Just do response each posted # 1 to 3 down below only

Posted 1

Good morning class,

Why is the determination of earnings quality and persistence important?

The reason earnings quality and persistence are important are because
an analyst must determine to what extent a company’s performance is
real or doctored. High quality and persistent earnings bode well for a
company’s performance.

Explain recasting of the income statement, and give three examples of items that are recasted.

Recasting the income statement is the rearranging income items into
categories that better reflect the reliability and consistency of
earnings, such as earnings from continuing operations, gains and losses,
and non-recurring expenses. This rearrangement gives the analyst a
better understanding of earnings quality.

Explain adjusting of the income statement, and give three examples of items that are recasted.

Adjustments to the income statement are used to assign earnings
components to periods that more accurately reflect the business’
economic reality.

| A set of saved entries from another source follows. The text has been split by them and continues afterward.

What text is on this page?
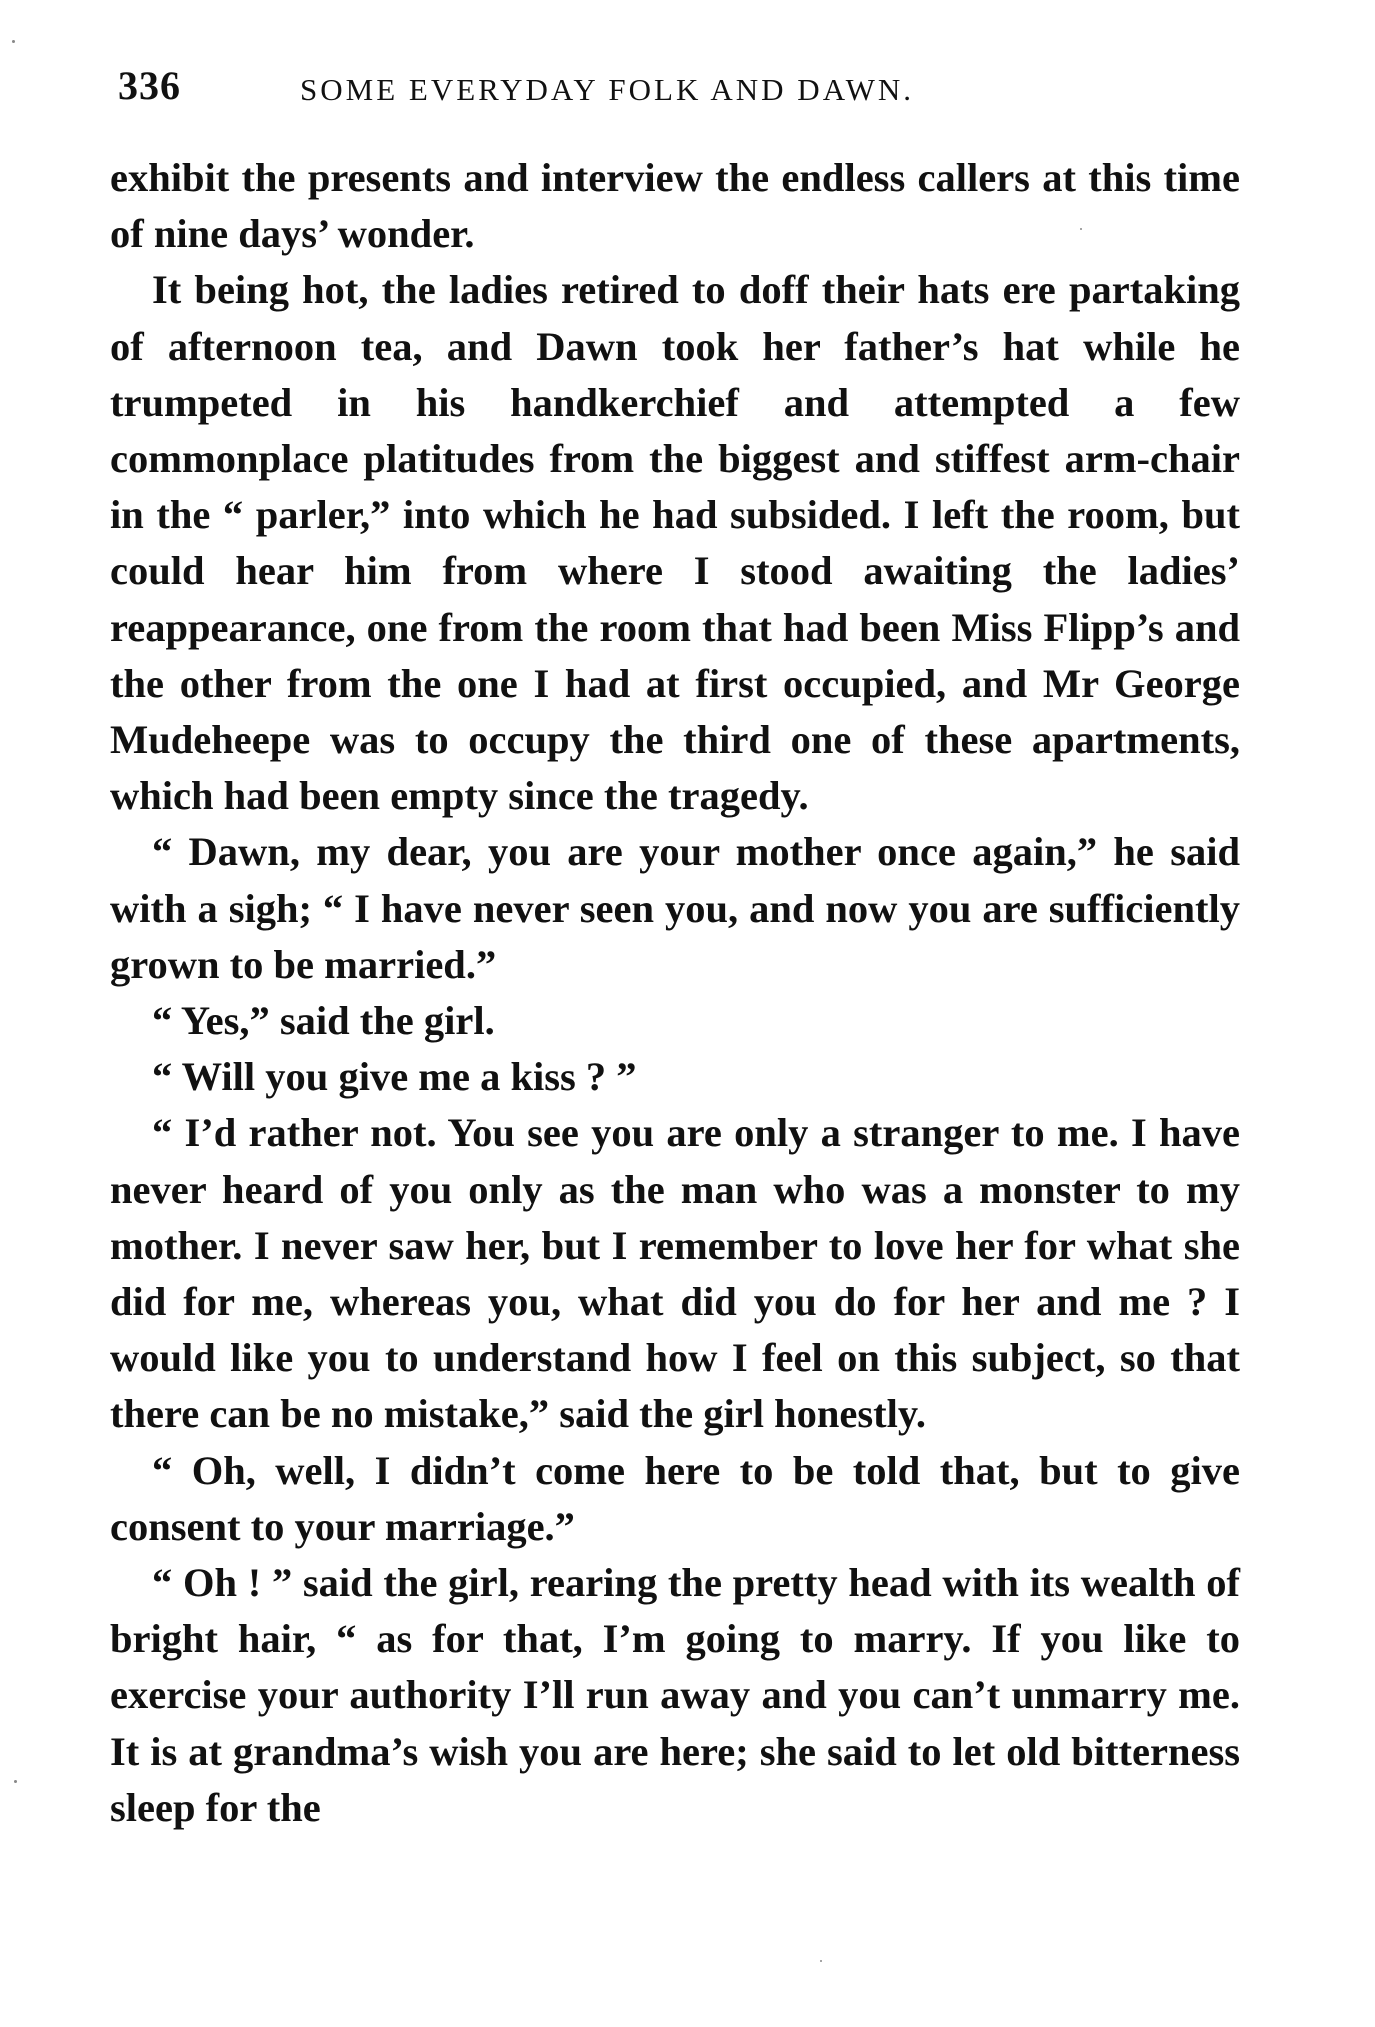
336	SOME EVERYDAY FOLK AND DAWN.

exhibit the presents and interview the endless callers at this time of nine days’ wonder.

It being hot, the ladies retired to doff their hats ere partaking of afternoon tea, and Dawn took her father’s hat while he trumpeted in his handkerchief and attempted a few commonplace platitudes from the biggest and stiffest arm-chair in the “ parler,” into which he had subsided. I left the room, but could hear him from where I stood awaiting the ladies’ reappearance, one from the room that had been Miss Flipp’s and the other from the one I had at first occupied, and Mr George Mudeheepe was to occupy the third one of these apartments, which had been empty since the tragedy.

“ Dawn, my dear, you are your mother once again,” he said with a sigh; “ I have never seen you, and now you are sufficiently grown to be married.”

“ Yes,” said the girl.

“ Will you give me a kiss ? ”

“ I’d rather not. You see you are only a stranger to me. I have never heard of you only as the man who was a monster to my mother. I never saw her, but I remember to love her for what she did for me, whereas you, what did you do for her and me ? I would like you to understand how I feel on this subject, so that there can be no mistake,” said the girl honestly.

“ Oh, well, I didn’t come here to be told that, but to give consent to your marriage.”

“ Oh ! ” said the girl, rearing the pretty head with its wealth of bright hair, “ as for that, I’m going to marry. If you like to exercise your authority I’ll run away and you can’t unmarry me. It is at grandma’s wish you are here; she said to let old bitterness sleep for the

Examples include contingencies, prepaid expenses, and
changes due to different accounting policies.

Posted 2

Anne Harris posted Mar 6, 2020 10:24 PM

Earnings quality refers to the ability to predict a company’s future earnings using current reported income. Earnings persistence refers to the stability, predictability, variability, and trend in earnings. It is important for companies to analyze earnings quality and persistence in order to produce reliable forecasts of earnings power. Analysis also alerts management and investors to earnings management and income smoothing.

The process of recasting rearranges items on the income statement that are unrelated to ongoing business. Examples of items that are recasted include amounts from insurance claim proceeds and lawsuit settlements, one-time or non-recurring expenses, and one-time gains or losses from the disposition of assets. The process of adjusting assigns earning components on the income statement to periods where they most properly belong. Examples of items that are adjusted include damaged or slow-moving inventory, accrued and prepaid expenses, and bad debts and allowances for receivables.

Posted 3

Earning quality can be described as the amount a business earns with
higher sales and low cost. This money is not shown by using accounting
tools/tricks such as inflation, inventories, or depreciation. It is
important to know a company’s true earnings. Persistence earnings are
the recurring earnings from accounting to accounting period. These
earnings continue to show up in income statement.

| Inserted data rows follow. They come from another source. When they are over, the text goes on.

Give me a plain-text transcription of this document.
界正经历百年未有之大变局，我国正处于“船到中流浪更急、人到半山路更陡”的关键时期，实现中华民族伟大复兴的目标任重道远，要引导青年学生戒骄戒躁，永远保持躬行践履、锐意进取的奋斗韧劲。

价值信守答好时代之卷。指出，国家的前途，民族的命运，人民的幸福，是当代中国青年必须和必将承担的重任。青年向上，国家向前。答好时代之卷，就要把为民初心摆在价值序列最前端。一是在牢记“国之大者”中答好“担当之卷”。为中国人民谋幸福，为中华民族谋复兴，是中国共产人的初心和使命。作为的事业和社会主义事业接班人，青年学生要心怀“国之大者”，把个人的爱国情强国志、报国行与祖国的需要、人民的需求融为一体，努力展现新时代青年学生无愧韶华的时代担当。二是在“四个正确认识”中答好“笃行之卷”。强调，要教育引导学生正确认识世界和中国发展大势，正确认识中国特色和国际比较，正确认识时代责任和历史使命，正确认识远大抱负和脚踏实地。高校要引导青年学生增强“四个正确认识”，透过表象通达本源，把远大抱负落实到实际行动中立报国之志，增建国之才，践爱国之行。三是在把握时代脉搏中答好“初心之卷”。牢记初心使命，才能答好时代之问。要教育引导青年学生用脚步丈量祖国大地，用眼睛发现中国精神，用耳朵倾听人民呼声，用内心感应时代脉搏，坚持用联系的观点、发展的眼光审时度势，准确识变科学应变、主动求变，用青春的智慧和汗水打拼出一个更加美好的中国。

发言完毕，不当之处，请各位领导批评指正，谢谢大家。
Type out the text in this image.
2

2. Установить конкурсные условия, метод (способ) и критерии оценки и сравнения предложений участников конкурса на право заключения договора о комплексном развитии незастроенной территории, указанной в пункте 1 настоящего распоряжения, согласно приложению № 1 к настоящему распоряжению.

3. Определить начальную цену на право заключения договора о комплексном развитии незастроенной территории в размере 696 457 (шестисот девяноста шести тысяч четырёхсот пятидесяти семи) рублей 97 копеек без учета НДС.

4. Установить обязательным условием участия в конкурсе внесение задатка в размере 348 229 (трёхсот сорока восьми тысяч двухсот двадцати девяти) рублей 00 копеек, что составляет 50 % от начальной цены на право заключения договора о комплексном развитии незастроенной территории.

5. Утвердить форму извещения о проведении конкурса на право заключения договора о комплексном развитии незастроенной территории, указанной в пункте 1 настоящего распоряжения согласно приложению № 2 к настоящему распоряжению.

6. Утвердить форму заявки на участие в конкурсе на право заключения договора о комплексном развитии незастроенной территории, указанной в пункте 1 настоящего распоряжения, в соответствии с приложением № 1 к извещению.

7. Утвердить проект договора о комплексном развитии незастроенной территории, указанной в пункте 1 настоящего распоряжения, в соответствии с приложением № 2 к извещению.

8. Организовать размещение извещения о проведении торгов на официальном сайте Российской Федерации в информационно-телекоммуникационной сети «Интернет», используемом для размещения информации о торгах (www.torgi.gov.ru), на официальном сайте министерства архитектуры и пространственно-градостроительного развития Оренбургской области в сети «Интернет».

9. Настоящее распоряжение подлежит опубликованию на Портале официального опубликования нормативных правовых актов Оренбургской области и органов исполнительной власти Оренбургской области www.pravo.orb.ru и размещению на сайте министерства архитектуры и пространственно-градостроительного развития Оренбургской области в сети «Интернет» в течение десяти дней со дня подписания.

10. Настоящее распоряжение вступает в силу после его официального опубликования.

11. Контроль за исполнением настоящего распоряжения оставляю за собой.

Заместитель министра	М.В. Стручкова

Recasting earnings can be find by showing the impact of discontinued
business. For example, a business running multiple departments decided
to close one department because of the low sales. The accounting and
leadership will be able to show the positive numbers from other
department that had higher sales. This gives a better look to the
investors, creditors, and stock holders about company’s financial
health. A business can recast sales revenue, expenses, and
depreciation.

The adjusting process adjusts some components of business to other
years to better reflect the period to which the income or expense
belongs. Once adjustments are made, the analyst and leadership can make
better comparisons between different periods which can help them develop
trends. Three examples of items are that can be adjusted are legal
settlements, effects of accounting method changes, and contingencies.